Employers seeking to amend their policies to remove the right to enhanced sick pay and only pay unvaccinated employees Statutory Sick Pay for periods of self-isolation are doing so on the basis that the employee would not be required to self-isolate if they were vaccinated.  Effectively, as the employee has not taken the vaccine they have, to some extent, brought the period of self-isolation on themselves. This is different from a period of sickness absence that arises for an employee who has actually contracted Covid-19 and thus needs to take a period of sickness absence. 

Possible claims arising

There are several possible claims that an employee could make if they are unvaccinated and deprived of enhanced sick pay including Breach of Contract and claims of Discrimination.

If enhanced sick pay is included in an employee’s Contract of Employment then they may be contractually entitled to enhanced sick pay for periods of absence and reducing the rate of sick pay could, depending on the wording of the contract, amount to a breach.  An employer may be able to argue that self-isolating when not actually sick with Covid-19 does not qualify as ‘sick’ leave and therefore enhanced sick pay is not due.  However, this could be a difficult argument to run as it may involve splitting hairs between when an employee will be considered sick and when they are taking precautions because they believe they may be sick. 

When it comes to discrimination, the basis of the claim will depend on why the employee has not received the Covid-19 vaccine.  This is because that reason will identify the protected characteristic on which they would base their discrimination claim.    

The Equality Act 2010 includes specific ‘Protected characteristics’ which include: Race, Religion, Sex, Age, Disability and Belief. In the case of an employee who objected to the vaccination on moral grounds then their claim would likely be based on religion or belief discrimination whereas an employee who was prevented from taking the vaccination because they suffered with a health condition would likely rely on disability discrimination. 
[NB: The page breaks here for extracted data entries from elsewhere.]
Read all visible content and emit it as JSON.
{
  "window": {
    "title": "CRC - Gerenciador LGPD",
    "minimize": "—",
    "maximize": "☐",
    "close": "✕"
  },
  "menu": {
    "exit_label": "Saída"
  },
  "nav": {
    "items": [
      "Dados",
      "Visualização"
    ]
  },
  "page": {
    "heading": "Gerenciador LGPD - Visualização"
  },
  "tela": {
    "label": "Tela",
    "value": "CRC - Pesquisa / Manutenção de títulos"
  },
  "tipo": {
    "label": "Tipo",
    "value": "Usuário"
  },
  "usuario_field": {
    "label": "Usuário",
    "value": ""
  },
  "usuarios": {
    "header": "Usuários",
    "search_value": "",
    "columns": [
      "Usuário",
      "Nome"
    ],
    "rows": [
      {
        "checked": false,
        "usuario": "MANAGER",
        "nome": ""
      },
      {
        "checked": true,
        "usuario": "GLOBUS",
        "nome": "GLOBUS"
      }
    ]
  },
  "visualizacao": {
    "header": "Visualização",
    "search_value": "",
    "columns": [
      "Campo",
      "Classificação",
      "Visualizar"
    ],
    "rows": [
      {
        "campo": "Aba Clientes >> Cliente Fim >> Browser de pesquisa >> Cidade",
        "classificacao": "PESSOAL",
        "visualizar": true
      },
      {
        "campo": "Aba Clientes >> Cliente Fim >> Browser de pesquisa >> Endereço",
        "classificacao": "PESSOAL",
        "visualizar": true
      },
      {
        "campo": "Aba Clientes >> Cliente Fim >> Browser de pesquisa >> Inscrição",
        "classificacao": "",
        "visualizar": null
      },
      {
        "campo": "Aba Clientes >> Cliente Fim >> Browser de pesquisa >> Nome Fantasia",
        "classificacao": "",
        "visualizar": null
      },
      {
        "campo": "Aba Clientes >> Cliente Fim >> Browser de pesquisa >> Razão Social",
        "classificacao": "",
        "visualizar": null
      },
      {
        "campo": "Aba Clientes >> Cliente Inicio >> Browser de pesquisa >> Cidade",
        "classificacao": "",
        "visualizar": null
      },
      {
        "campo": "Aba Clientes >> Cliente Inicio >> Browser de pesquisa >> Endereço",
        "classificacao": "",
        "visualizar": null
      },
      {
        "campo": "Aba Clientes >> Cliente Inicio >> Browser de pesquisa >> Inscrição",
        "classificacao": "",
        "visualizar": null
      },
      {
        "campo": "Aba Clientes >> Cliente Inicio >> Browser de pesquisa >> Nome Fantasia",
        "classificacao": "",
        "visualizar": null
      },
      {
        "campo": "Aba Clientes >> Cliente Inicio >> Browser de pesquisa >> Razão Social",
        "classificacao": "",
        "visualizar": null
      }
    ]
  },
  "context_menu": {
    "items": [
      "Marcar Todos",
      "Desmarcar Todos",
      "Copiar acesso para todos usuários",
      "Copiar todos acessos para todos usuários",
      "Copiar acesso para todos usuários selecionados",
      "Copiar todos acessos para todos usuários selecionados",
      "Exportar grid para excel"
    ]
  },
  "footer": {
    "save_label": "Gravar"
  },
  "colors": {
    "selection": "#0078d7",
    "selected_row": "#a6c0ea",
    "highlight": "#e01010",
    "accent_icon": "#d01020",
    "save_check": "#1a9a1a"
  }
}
For employers who face claims of discrimination it will likely be necessary for them to justify the changes to their sick pay policy and so the employer must be prepared to clearly identifying the reason for implementing the policy.  Whatever the reason may be, it is very likely that the reason will become the subject of scrutiny in an Employment Tribunal.

Treading Carefully

The key issue for employers is to carefully consider the goal of any policy they propose and then ensure that the impact of the legal obligations owed to their workforce is properly considered.  Employers should carefully risk assess any policy before it is implemented and it is important to consider seeking professional advice as part of that process.  It is also worth bearing in mind that just because the big employers do it doesn’t necessarily mean it is legal.